In an earlier blog post, I showed how optimizer improvements
in MySQL 5.6 gave better performance for several of the queries
in the DBT-3 benchmark.
However, for one of the queries, Query 18, I was not able to give
exact numbers for the improvement since the query took very long
in MySQL 5.5. I decided to try to find out exactly how long the
query would take, but when the query had run for one month, I
gave up. How can a query take so long? Especially, when I had set
up InnoDB with a buffer pool that should be large enough to hold
the entire database. Let's have a look at the query:
select c_name, c_custkey, o_orderkey, o_orderdate, o_totalprice, sum(l_quantity)
from customer, orders, lineitem
where o_orderkey in (
select l_orderkey
from lineitem
group by l_orderkey
having sum(l_quantity) > 313
)
and c_custkey = o_custkey
and o_orderkey = l_orderkey
group by c_name, c_custkey, o_orderkey, o_orderdate, o_totalprice
order by o_totalprice desc, o_orderdate
LIMIT 100;
This query will find the orders from customers that have placed
big orders. The reason that this takes so long in MySQL 5.5, is
that the subquery in the WHERE clause will be executed for each
processed row of the table for which this subquery is part of the
WHERE predicate.

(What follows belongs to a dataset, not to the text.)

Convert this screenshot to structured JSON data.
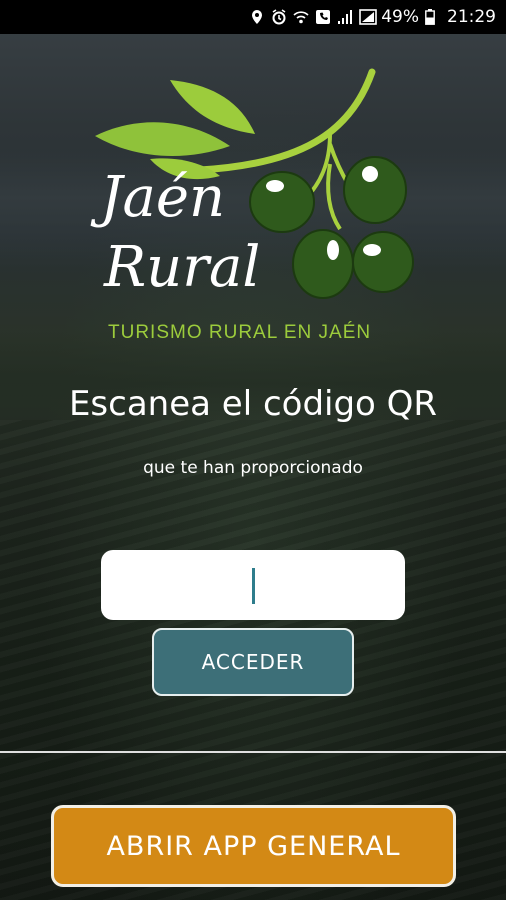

Let's look at the EXPLAIN output for this query:
+----+--------------------+----------+-------+--------------------------------------------+-----------------------+---------+-------------------------+---------+---------------------------------+
| id | select_type | table | type | possible_keys | key | key_len | ref | rows | Extra |
+----+--------------------+----------+-------+--------------------------------------------+-----------------------+---------+-------------------------+---------+---------------------------------+
| 1 | PRIMARY | customer | ALL | PRIMARY | NULL | NULL | NULL | 150000 | Using temporary; Using filesort |
| 1 | PRIMARY | orders | ref | PRIMARY,i_o_custkey | i_o_custkey | 5 | dbt3.customer.c_custkey | 7 | Using where |
| 1 | PRIMARY | lineitem | ref | PRIMARY,i_l_orderkey,i_l_orderkey_quantity | i_l_orderkey_quantity | 4 | dbt3.orders.o_orderkey | 2 | Using index |
| 2 | DEPENDENT SUBQUERY | lineitem | index | NULL | PRIMARY | 8 | NULL | 6001215 | NULL |
+----+--------------------+----------+-------+--------------------------------------------+-----------------------+---------+-------------------------+---------+---------------------------------+
The select_type for the subquery is DEPENDENT SUBQUERY. Since the
left hand side of the IN-expression is a field from the orders
table, the subquery will be executed for each row processed from
this table. This implies that the index scan of the lineitem
table will be performed more than one million times given the
rows estimates in the EXPLAIN output (150000*7). I have measured
that one execution of the sub-query takes about 3.5 seconds when
all the data is in memory. Hence, it will take more than 40 days
to execute it one million times.
In MySQL 5.6, Subquery Materialization may be used to avoid the repeated execution of subqueries. This implies that the subquery is executed once and the result stored (materialized) in a temporary table. Then, for each row where the subquery was earlier executed, a hash-based look-up into the temporary table will be made instead to check whether there is a match. The EXPLAIN output for Query 18, looks like this in MySQL 5.6:
+----+-------------+----------+-------+--------------------------------------------+-----------------------+---------+-------------------------+---------+---------------------------------+
| id | select_type | table | type | possible_keys | key | key_len | ref | rows | Extra |
+----+-------------+----------+-------+--------------------------------------------+-----------------------+---------+-------------------------+---------+---------------------------------+
| 1 | PRIMARY | customer | ALL | PRIMARY | NULL | NULL | NULL | 150000 | Using temporary; Using filesort |
| 1 | PRIMARY | orders | ref | PRIMARY,i_o_custkey | i_o_custkey | 5 | dbt3.customer.c_custkey | 7 | Using where |
| 1 | PRIMARY | lineitem | ref | PRIMARY,i_l_orderkey,i_l_orderkey_quantity | i_l_orderkey_quantity | 4 | dbt3.orders.o_orderkey | 2 | Using index |
| 2 | SUBQUERY | lineitem | index | NULL | PRIMARY | 8 | NULL | 6001215 | NULL |
+----+-------------+----------+-------+--------------------------------------------+-----------------------+---------+-------------------------+---------+---------------------------------+
The only difference is that select_type of the subquery now is
SUBQUERY. In other words, it is no longer dependent on the
preceding tables, and can be executed only once. In my run of
DBT-3 with MySQL 5.6, Query 18 takes only 6.8 seconds. Hence, we
have gone from more than a month to just a few seconds! My
colleague Guilhem has earlier written about another DBT-3 query that is improved with Subquery
Materialization.